Иоанн кинул поводья окружившим его придворным и дал снять себя с седла. Кто-то бросился оттирать широкими рукавами хитона сапоги, кто-то сложился вчетверо возле золоченой колесницы, дабы подставить себя в качестве ступеньки для царственных ног. Но Цимисхий отстранил многочисленных угодников и дал знак спешившимся рядом царедворцам принести пурпурные одежды болгарского царя. Собственноручно расстелив их на колеснице, император водрузил на место, предназначенное для триумфатора, чудотворный образ Богородицы из Влахернской церкви, дав понять всем, что истинной победительницей варваров является Пречистая Дева, к которой вознесли молитву ромеи накануне похода против русов. Затем Иоанн приказал вознице, управлявшему четверкой белых лошадей, медленно следовать через ворота в город.
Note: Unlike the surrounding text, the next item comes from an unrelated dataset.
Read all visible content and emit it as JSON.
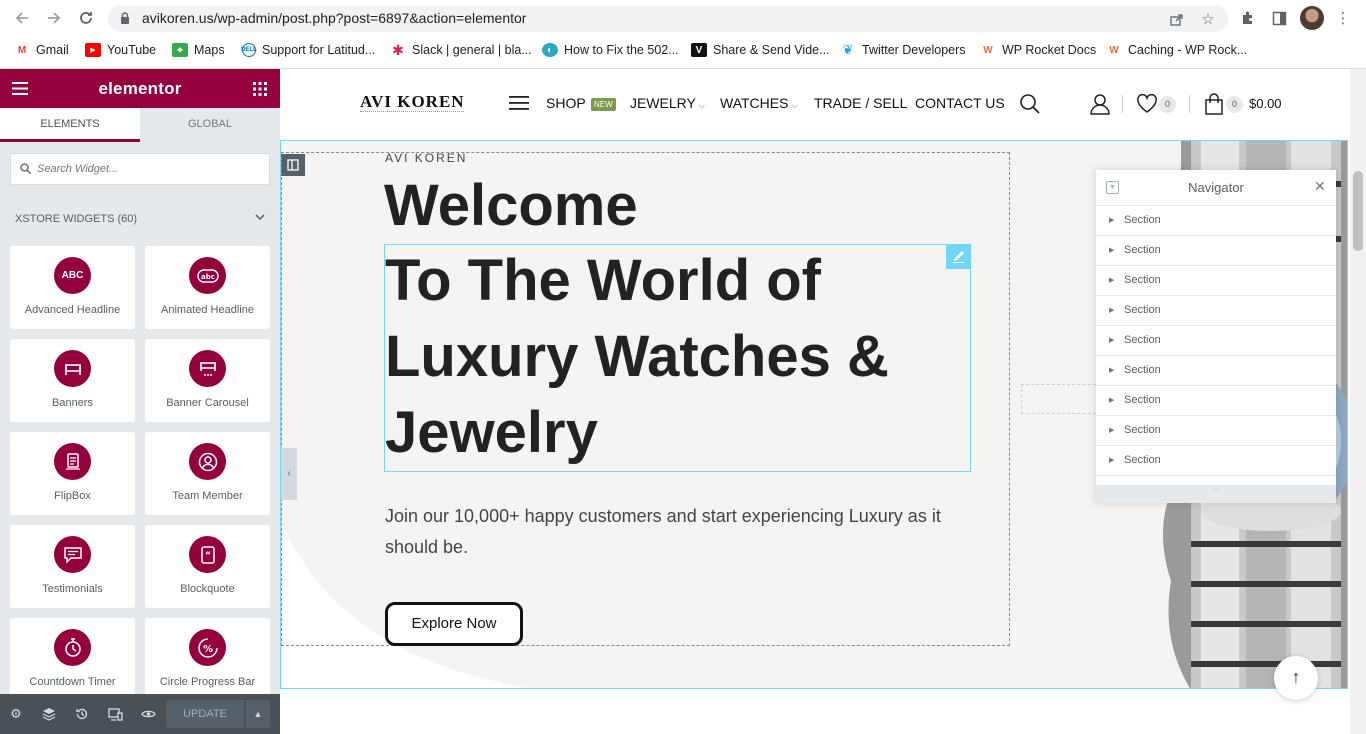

Сам же император, приняв от горожан венец и скипетр, отделанные золотом и драгоценными камнями, увенчал себя диадемой и, вновь заняв место в седле, шагом последовал за квадригой под приветственные крики толпы, волнами прокатывавшимися по всему пути следования процессии по улице Меса от Адрианопольских ворот к храму Святой Софии. Следом за Цимисхием шли связанные друг с другом знатные пленники во главе с болгарским царем Борисом, его женой и детьми. С затаенным страхом они озирали поющие толпы, дома и арки, украшенные пурпуром, златоткаными покрывалами и ветвями лавра. Иоанн же созерцал все это со слезами на глазах, сердце его полнилось гордостью за свой народ, хотя он и знал, что все эти роскошные ткани по приказу эпарха вывешены на улицах членами корпораций серикариев и вестиопратов – торговцев дорогими одеждами.
Номисма Иоанна I Цимисхия
Вот открылся по левую руку древний акведук Валента, также весь убранный знаменами и пурпуром. Множество смельчаков оседлало пролеты этой грандиозной постройки и беспрестанно размахивали ветвями и платками, приветствуя триумфатора.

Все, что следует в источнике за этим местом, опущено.